Aug 12, 2022
ANT 107 - Intro to Archaeology
3 Lecture Hours
This course is designed to introduce students to the goals and techniques of modern, scientific archaeology. Archaeology is the study of the human cultural past through the analysis of the material left behind by past societies. The course will survey world prehistory from the evolution of ancestral hominin species through the rise of ancient civilizations. The ethical, legal and political issues involved in conducting archaeology in the United States today will also be explored.
Upon successful completion of the course, the student will:
- Explain the primary goals of modern archaeology and the methods used by archaeologists to understand the past.
- Describe the origins of the human species and pre-agricultural adaptations.
- Assess the wide diversity of dietary, settlement, social, political, economic, technological and religious patterns exhibited by past cultures.
- Compare and contrast archaeological evidence of the development and characteristics of ancient complex societies in the Old and New worlds.

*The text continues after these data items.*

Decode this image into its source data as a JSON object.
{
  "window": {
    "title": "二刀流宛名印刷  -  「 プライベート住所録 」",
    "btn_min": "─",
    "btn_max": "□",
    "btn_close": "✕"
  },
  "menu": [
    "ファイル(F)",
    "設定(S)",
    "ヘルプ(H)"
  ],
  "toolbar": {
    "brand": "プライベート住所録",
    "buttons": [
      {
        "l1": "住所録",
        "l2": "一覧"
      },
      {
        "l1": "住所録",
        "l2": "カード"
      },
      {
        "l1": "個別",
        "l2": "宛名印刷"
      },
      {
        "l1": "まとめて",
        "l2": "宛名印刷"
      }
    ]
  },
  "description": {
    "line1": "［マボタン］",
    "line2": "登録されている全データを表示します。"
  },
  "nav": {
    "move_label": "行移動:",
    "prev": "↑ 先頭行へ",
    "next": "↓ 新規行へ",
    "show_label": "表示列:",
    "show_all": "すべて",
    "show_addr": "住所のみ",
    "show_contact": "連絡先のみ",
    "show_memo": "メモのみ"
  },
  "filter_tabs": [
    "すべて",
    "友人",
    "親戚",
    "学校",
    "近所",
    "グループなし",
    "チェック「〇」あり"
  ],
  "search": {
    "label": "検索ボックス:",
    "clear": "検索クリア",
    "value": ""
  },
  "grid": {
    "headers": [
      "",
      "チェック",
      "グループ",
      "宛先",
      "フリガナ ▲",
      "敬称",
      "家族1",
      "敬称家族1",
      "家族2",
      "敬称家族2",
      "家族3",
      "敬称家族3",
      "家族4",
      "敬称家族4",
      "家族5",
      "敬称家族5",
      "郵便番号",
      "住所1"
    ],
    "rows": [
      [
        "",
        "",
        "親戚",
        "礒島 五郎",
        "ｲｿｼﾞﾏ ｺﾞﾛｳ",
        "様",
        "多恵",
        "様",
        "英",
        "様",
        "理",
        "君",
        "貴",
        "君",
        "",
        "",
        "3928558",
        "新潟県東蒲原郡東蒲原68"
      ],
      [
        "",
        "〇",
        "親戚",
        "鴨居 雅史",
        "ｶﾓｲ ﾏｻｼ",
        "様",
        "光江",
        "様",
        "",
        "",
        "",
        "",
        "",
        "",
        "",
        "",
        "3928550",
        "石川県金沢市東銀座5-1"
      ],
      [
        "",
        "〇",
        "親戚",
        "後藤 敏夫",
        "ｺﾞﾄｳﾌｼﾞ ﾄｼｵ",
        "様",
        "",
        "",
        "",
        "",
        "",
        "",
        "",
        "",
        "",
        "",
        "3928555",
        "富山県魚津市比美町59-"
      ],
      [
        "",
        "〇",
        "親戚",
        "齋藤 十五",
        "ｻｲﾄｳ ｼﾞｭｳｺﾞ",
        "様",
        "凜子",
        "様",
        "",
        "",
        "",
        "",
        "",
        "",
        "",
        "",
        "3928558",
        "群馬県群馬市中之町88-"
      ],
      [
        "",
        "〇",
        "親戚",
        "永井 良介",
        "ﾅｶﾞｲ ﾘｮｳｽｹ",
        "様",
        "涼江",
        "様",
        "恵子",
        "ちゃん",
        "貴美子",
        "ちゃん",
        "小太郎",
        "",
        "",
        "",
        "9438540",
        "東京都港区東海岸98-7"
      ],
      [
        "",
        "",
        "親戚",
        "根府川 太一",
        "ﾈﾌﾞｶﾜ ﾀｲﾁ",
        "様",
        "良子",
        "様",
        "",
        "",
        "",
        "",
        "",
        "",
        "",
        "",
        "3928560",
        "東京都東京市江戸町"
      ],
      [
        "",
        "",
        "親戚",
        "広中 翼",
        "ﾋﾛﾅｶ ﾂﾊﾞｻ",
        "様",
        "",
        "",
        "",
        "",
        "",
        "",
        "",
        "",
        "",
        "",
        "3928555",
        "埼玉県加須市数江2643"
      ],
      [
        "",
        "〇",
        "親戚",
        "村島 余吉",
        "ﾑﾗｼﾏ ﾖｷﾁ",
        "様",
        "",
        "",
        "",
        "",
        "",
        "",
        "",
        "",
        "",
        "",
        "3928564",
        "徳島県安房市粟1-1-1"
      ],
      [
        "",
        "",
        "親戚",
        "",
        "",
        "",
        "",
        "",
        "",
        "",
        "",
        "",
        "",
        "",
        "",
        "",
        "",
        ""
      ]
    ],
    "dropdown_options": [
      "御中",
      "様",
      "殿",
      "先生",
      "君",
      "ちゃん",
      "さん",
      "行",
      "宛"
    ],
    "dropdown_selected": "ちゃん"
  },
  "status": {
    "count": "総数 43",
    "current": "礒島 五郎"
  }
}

- Appraise the ethical, political and legal issues involved in conducting archaeological research.
- Scientific archaeology
- Archaeological data
- Fieldwork and excavation methods
- Site discovery
- Dating techniques
- Artifact analysis
- Hominin evolution
- Paleolithic adaptations
- Peopling of the New World
- Mesolithic/Archaic cultures
- Origins of domestication
- Ancient complex societies
- Ethics in archaeology
Current textbooks, articles, videos, web-based activities, class discussions, research projects, library resources.